American Indian tribes will recognize their own experience in the Maasai evictions, Adamson said. “Our buffalo, our salmon and Appaloosa ponies, our corn seeds, our traditional ecological knowledge, our lands, were like their cattle. Our pride, our traditions faltered under the onslaught against our livelihood, like theirs. Our stewardship against global warming and environmental degradation, our sense of place, were besieged like theirs. Despite the many issues on Indian lands, tribes must try to stand up for the Maasai. They are indigenous, like us, and their doom would be ours all over again.”
The most recent doom of Maasai settlements came to pass when government police at the local and district levels, financed by Major General Mohamed Abdul Rahim Al Ali, the United Arab Emirates defense secretary, operating through Ortello Business Company, a subsidiary of the U.A.E. royal family, burned down eight of them in the process of evicting more than 1,000 Maasai, according to Saning’o ole Telele, the Member of Parliament for the Maasai constituency in northern Tanzania.
In 1992, Rahim Al Ali purchased a controversial hunting concession on a game reserve, now known as Loliondo Game Controlled Area, from the Tanzanian government. The game reserve was on the edge of renowned Serengeti National Park. The Serengeti, like such parks elsewhere, excludes human habitation; but trophy hunting and tourism proved too profitable to maintain an exclusion of elite social classes. The original concession of Loliondo on the Serengeti border did limit the general’s safari parties to three months of every year, July, August and September, Telele said.

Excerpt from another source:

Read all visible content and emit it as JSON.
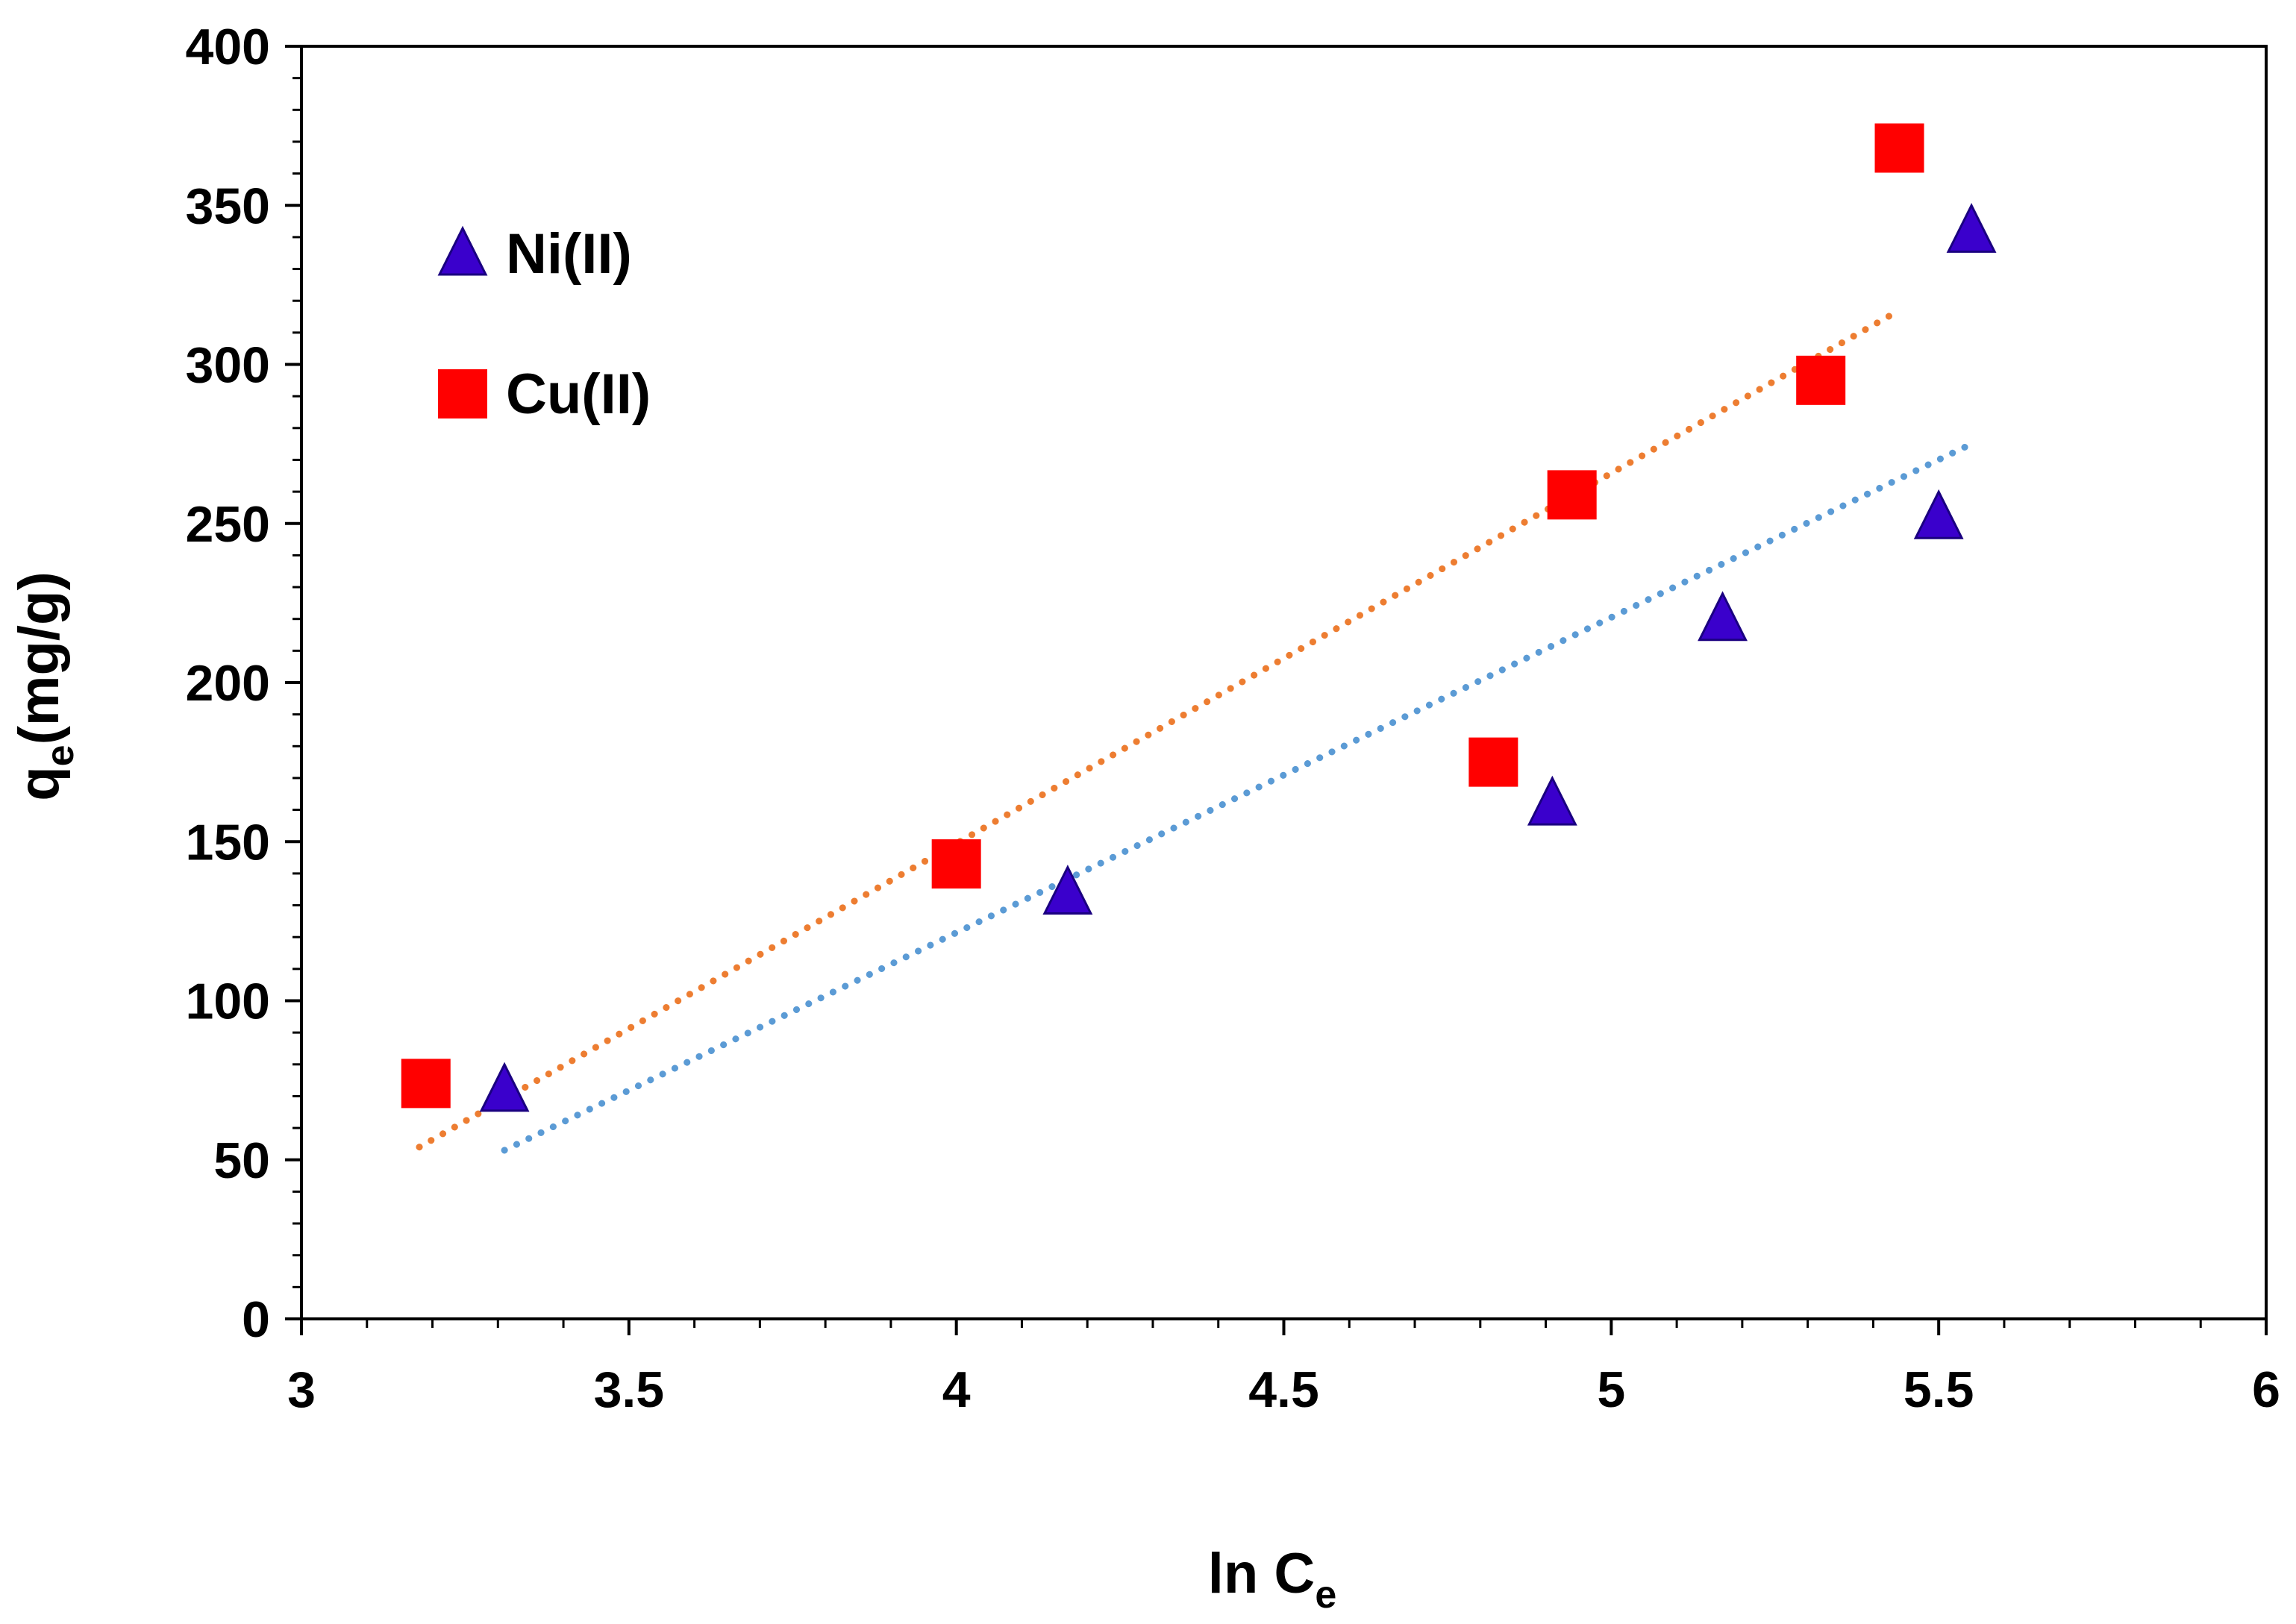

But, the limit didn’t hold.
“The Loliondo Concession is as bad as it gets,” said Peter Poole, a FPW cartographer and consultant. “From bribing the local hunting guides, to breaking take quotas, to hunting within the [bordering] Serengeti, to using automatic weapons on the hunt, to bribing the officials who give out the concessions and the politicians to keep them from canceling the concessions. ... It’s top to bottom corruption.”
The U.A.E. has bolstered the pro-economic development, anti-Maasai bias and policies of Tanzania, an East Africa coastal state, Telele added.
“It is this Arab who funded the whole operation,” he said of the recent evictions, “because he is the one who comes to Loliondo to hunt, whenever he can. ... I want this to stop because that is prime area. ... Maasai can’t get their cattle to grass or water without it.”
The Maasai, who consider themselves the earth’s first cattle herders, have turned to cultivating farmlands to survive, sparking a spate of unfounded reports on their environmental destructiveness. Maasai insist their traditional land-use practices are the best protection their ancient environment has ever known.
The latest Maasai eviction victims add to “a new breed of refugee” identified by Charles C. Geisler, rural sociology professor at Cornell University. Global numbers for conservation refugees are impossible to come by.
“However, the most recent and rapid expansion of protected area initiatives has occurred in Africa and Asia,” reports investigative journalist Mark Dowie in “Conservation Refugees: The Hundred-Year Conflict Between Global Conservation and Native Peoples.” Land areas protected for conservation purposes, Dowie adds, have risen from 600 in 1950, to 1,000 in 1990, to 110,000 today.
Governments have found they can be profitable, while tax-exempt foundations have worked out ways to fulfill their pro-environmentalist missions and raise operational funding without too many questions asked.
In almost all cases of conservation eviction, Geisler states, the victimized indigenous inhabitants of protected areas become invisible refugees.
“We called them invisible citizens in America,” Adamson said. “But by any name, through its treatment of Indians in the creation of its national parks, America established the model for export. The Serengeti took its specific bearings from Yosemite, and that meant excluding indigenous inhabitants. In our environmentally conscious times, protected areas are the Manifest Destiny of the 21st century, so obvious in its assumed virtues to average citizens, so taken for granted by elite classes in their self-congratulating way, that no one thinks to consult the indigenous peoples who know their land and its carrying capacity. That has got to change if we’re going to save indigenous peoples and our environment. Indian tribes and individuals, with their history, should be leading voices for change.”